Travis Wood can't hit. He struck out, too.

Miguel Cairo died on third base.

All because Baker let his obsession with the 90 feet between second base and third base -- and, frankly, the natural tendency for managers to overmanage -- trump his awareness that one of the two hitters coming up next wasn't actually a hitter at all.

I'm not picking on Baker. Just a couple of weeks ago in Atlanta, Jim Riggleman did almost exactly the same thing.

Veteran star (Tim Hudson) vs. rookie (Stephen Strasburg). Scoreless after six innings. Veteran's working on a four-hitter, rookie's working on a three-hitter.

But in the top of the seventh, Roger Bernadina leads off with a double. Next up: Ian Desmond, Alberto Gonzalez ... and Strasburg.

Is Riggleman going to pinch-hit for Strasburg? Probably not.

Nevertheless, Riggleman orders Desmond to lay down the sacrifice bunt. Desmond's out, and Bernadina moves to third. Gonzalez strikes out. Strasburg hits for himself, and does not strike out. He does ground out to the shortstop, and the threat is over.

In this case, the damage isn't so obvious. Wood didn't get his perfect game or his no-hitter, and the Reds wound up losing 1-0. Baker might have won that game, but lost.

In this case, the Braves bunched together a bunch of infield singles and sacrifice flies in the bottom of the seventh, knocking out Strasburg and scoring five runs. Riggleman's decision probably didn't cost anything except a bit of credibility with anybody who was paying close attention.
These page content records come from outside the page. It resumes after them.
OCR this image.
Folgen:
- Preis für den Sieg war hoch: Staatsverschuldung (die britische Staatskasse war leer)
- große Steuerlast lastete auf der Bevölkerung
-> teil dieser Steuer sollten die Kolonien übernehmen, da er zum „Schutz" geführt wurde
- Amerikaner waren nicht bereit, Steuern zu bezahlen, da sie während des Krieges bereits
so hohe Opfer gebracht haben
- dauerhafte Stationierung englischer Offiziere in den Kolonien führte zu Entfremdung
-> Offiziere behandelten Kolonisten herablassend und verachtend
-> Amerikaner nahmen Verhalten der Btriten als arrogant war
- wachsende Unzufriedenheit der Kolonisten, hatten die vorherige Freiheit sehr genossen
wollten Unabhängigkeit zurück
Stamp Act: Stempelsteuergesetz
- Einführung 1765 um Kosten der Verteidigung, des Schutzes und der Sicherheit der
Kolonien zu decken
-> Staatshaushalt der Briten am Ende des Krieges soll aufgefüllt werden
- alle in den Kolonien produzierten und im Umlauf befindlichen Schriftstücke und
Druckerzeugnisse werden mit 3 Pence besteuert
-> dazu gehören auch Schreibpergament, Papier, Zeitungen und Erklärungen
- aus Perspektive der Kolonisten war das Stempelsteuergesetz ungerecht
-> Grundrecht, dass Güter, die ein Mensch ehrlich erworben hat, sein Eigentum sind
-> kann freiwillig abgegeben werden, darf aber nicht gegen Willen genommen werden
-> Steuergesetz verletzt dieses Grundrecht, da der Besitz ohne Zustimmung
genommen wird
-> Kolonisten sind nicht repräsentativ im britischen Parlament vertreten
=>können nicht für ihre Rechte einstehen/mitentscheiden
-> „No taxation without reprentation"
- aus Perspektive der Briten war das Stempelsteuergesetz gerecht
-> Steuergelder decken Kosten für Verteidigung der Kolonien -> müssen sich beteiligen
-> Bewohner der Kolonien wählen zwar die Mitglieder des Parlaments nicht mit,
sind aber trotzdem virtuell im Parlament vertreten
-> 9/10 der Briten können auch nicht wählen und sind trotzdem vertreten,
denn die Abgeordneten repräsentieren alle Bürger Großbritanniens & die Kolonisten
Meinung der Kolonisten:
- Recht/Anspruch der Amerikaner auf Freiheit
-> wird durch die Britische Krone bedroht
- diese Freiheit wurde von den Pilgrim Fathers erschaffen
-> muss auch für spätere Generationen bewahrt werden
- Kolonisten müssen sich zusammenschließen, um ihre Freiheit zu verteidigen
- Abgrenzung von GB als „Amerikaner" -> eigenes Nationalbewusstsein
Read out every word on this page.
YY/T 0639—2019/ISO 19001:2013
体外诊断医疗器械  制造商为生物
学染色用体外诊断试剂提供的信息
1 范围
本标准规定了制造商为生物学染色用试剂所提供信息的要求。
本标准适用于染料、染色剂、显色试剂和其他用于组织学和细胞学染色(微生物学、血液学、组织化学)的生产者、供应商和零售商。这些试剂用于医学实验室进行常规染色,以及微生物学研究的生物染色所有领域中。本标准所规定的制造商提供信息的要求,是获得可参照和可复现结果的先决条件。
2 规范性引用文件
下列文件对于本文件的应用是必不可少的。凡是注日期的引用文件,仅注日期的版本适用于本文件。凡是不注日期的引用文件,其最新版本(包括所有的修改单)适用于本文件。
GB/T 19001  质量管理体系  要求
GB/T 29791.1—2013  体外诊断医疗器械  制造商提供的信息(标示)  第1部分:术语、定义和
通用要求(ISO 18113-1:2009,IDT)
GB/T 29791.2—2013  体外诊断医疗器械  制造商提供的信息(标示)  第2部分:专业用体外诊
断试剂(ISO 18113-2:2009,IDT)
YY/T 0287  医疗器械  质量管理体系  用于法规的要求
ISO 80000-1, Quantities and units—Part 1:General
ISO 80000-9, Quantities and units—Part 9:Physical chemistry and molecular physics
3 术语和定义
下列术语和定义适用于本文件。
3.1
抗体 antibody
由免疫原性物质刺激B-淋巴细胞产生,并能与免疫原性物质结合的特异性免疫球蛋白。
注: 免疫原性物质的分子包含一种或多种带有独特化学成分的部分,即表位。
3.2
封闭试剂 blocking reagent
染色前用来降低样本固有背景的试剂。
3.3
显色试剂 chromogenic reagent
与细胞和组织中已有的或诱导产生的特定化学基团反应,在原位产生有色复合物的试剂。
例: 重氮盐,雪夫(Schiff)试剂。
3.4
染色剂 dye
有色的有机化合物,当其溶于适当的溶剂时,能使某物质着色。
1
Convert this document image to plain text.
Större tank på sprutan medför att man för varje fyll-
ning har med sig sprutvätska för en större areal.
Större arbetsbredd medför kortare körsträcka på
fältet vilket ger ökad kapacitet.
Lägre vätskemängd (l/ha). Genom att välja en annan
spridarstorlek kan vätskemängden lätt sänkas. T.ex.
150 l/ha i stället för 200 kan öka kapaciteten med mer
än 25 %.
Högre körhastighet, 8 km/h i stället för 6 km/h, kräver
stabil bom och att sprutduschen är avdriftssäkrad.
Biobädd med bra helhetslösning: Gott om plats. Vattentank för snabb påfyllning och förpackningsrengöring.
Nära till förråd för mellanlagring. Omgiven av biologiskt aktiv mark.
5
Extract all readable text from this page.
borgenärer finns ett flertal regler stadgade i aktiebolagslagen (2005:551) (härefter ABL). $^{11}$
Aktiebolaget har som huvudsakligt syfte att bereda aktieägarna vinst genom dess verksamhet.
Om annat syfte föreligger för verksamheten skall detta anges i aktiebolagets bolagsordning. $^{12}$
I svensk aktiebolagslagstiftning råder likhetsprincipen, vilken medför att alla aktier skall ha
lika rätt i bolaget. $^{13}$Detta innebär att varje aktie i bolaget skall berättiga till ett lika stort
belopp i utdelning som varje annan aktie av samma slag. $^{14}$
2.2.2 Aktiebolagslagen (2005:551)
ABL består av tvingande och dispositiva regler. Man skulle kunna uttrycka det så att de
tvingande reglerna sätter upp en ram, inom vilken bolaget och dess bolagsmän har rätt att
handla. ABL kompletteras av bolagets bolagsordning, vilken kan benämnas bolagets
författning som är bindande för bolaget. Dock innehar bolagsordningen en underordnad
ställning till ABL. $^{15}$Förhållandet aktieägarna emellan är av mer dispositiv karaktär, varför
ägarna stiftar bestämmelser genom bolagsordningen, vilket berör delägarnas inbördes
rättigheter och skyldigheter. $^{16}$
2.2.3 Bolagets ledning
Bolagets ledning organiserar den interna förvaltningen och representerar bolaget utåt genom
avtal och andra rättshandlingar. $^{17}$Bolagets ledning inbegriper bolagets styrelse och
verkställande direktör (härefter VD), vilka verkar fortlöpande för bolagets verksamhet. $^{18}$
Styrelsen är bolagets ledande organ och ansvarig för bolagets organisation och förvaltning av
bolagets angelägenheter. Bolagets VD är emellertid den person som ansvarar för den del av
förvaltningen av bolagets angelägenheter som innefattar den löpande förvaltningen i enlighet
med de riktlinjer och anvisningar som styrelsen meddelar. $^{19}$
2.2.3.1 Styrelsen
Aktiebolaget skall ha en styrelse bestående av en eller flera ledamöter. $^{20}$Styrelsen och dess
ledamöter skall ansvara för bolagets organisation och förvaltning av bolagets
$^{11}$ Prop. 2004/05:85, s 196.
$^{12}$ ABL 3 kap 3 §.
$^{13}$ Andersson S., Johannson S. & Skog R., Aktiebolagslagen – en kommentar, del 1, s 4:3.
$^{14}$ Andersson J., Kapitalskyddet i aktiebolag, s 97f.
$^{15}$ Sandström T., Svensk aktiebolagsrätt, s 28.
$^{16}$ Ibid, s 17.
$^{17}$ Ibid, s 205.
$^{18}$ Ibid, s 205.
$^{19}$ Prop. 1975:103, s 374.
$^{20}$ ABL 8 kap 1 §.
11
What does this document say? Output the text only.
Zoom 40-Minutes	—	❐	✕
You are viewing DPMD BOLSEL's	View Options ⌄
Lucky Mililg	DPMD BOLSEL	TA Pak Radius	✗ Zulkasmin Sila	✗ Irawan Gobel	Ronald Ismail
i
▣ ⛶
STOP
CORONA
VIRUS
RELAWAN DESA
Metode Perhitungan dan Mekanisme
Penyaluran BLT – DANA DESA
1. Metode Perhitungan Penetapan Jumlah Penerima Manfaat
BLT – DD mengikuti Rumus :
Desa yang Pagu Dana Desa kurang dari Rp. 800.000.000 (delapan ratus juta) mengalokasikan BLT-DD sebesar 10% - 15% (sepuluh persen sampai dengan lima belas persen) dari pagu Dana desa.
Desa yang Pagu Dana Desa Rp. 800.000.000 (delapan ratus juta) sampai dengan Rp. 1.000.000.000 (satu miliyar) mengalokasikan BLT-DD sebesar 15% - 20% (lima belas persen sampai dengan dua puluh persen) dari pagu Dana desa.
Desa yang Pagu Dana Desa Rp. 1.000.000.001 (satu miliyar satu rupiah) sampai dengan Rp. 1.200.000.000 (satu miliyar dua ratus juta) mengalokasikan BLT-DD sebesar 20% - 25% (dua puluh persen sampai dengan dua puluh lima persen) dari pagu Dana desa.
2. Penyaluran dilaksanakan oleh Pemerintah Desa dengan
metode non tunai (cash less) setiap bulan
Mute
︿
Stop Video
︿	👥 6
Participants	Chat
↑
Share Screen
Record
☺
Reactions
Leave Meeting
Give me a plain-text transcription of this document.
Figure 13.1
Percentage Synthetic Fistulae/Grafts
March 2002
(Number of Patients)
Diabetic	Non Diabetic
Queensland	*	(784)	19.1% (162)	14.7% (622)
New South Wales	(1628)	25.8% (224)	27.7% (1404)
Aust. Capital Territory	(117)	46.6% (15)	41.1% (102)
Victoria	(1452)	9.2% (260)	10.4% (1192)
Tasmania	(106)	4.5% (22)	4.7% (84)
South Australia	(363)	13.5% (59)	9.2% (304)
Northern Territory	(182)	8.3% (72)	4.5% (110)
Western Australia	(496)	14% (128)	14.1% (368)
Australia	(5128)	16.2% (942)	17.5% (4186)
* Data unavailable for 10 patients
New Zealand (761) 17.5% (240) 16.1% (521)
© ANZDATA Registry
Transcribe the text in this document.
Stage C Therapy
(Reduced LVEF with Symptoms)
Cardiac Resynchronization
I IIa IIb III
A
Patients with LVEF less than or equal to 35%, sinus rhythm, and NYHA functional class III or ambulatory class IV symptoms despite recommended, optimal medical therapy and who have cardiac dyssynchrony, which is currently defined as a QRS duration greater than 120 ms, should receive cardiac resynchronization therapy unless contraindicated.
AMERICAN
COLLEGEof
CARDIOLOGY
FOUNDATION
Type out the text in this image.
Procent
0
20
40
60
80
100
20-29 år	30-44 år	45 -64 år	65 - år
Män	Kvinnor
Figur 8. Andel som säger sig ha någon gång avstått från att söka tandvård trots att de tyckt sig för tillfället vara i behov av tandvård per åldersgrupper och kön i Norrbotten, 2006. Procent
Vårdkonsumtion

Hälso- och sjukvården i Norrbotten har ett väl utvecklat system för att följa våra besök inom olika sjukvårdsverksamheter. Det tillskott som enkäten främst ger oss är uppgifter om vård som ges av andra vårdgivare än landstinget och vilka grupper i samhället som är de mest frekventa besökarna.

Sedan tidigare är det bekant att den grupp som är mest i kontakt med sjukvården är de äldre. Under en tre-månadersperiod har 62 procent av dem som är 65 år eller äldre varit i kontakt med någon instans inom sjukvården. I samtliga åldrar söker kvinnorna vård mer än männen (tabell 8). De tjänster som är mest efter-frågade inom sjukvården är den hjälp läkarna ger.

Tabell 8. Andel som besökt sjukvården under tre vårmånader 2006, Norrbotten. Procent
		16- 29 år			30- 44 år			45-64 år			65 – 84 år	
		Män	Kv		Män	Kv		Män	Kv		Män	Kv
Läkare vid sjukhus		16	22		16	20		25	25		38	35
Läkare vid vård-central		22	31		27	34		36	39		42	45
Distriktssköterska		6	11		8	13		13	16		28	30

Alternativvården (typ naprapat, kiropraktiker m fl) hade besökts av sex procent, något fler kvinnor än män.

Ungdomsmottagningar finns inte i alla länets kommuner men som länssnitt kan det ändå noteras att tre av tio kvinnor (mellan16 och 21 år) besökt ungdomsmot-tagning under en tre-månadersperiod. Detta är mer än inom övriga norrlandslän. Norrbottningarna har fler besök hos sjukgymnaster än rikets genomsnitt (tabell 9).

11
The sacrifice bunt isn't always a foolish move. For too long, people like me have been too quick to point out its negatives while ignoring its positives (especially its potential to turn into a bunt single or an error). Still, can't we agree that surrendering an out for one base doesn't make sense if one of the next two hitters is a pitcher? Can't we agree on that, if nothing else?